The conference has a ton of great speakers lined up from some of the largest tech companies such as Google, Microsoft, and more. And to top it off the keynote this year is Kelsey Hightower! You dont want to miss this one.

My Session: “The Easiest Way to Run LLMs Locally: Meet Docker Model Runner”
Docker Captain: Steve Buchanan DMR session

At BITCON, I’ll be presenting “The Easiest Way to Run LLMs Locally: Meet Docker Model Runner”. In this session, I’ll look at:

  • Why run LLMs locally?

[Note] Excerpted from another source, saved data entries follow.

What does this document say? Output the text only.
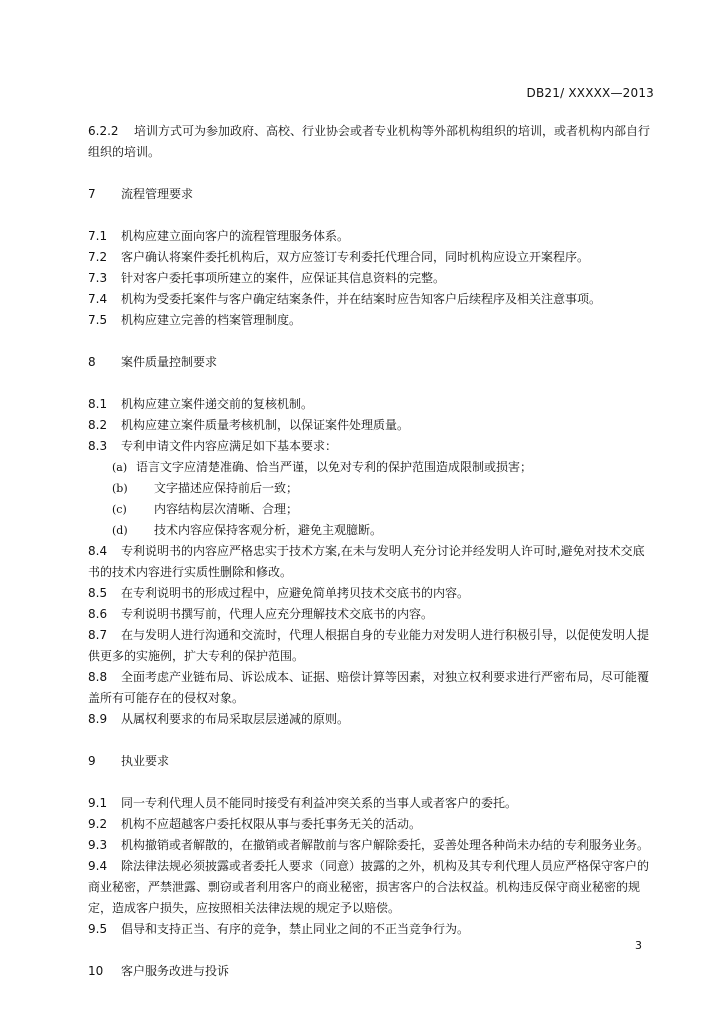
DB21/ XXXXX—2013
6.2.2 培训方式可为参加政府、高校、行业协会或者专业机构等外部机构组织的培训，或者机构内部自行组织的培训。
7 流程管理要求
7.1 机构应建立面向客户的流程管理服务体系。
7.2 客户确认将案件委托机构后，双方应签订专利委托代理合同，同时机构应设立开案程序。
7.3 针对客户委托事项所建立的案件，应保证其信息资料的完整。
7.4 机构为受委托案件与客户确定结案条件，并在结案时应告知客户后续程序及相关注意事项。
7.5 机构应建立完善的档案管理制度。
8 案件质量控制要求
8.1 机构应建立案件递交前的复核机制。
8.2 机构应建立案件质量考核机制，以保证案件处理质量。
8.3 专利申请文件内容应满足如下基本要求：
(a) 语言文字应清楚准确、恰当严谨，以免对专利的保护范围造成限制或损害；
(b) 文字描述应保持前后一致；
(c) 内容结构层次清晰、合理；
(d) 技术内容应保持客观分析，避免主观臆断。
8.4 专利说明书的内容应严格忠实于技术方案,在未与发明人充分讨论并经发明人许可时,避免对技术交底书的技术内容进行实质性删除和修改。
8.5 在专利说明书的形成过程中，应避免简单拷贝技术交底书的内容。
8.6 专利说明书撰写前，代理人应充分理解技术交底书的内容。
8.7 在与发明人进行沟通和交流时，代理人根据自身的专业能力对发明人进行积极引导，以促使发明人提供更多的实施例，扩大专利的保护范围。
8.8 全面考虑产业链布局、诉讼成本、证据、赔偿计算等因素，对独立权利要求进行严密布局，尽可能覆盖所有可能存在的侵权对象。
8.9 从属权利要求的布局采取层层递减的原则。
9 执业要求
9.1 同一专利代理人员不能同时接受有利益冲突关系的当事人或者客户的委托。
9.2 机构不应超越客户委托权限从事与委托事务无关的活动。
9.3 机构撤销或者解散的，在撤销或者解散前与客户解除委托，妥善处理各种尚未办结的专利服务业务。
9.4 除法律法规必须披露或者委托人要求（同意）披露的之外，机构及其专利代理人员应严格保守客户的商业秘密，严禁泄露、剽窃或者利用客户的商业秘密，损害客户的合法权益。机构违反保守商业秘密的规定，造成客户损失，应按照相关法律法规的规定予以赔偿。
9.5 倡导和支持正当、有序的竞争，禁止同业之间的不正当竞争行为。
10 客户服务改进与投诉
3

The benefits in terms of cost, privacy, latency, and control
  • How Docker Model Runner simplifies things — containerizing large models, managing dependencies, and lowering friction
  • Demo and walkthrough — showing you step by step how to get a model up and running on your own machine or server
  • Best practices, pitfalls, and tips — what I’ve learned building and deploying these systems
  • Q&A / hands-on help — to get you started with your own setup

My goal is that attendees leave with a concrete, reproducible process they can apply right away.

Why It Matters

Large language models (LLMs) are powerful, but running them locally has often felt out of reach for smaller teams, indie devs, or people in resource-constrained environments. With the right tooling (like Docker Model Runner), we can lower that barrier—unlocking more experimentation, more privacy, and more control over where and how inference happens.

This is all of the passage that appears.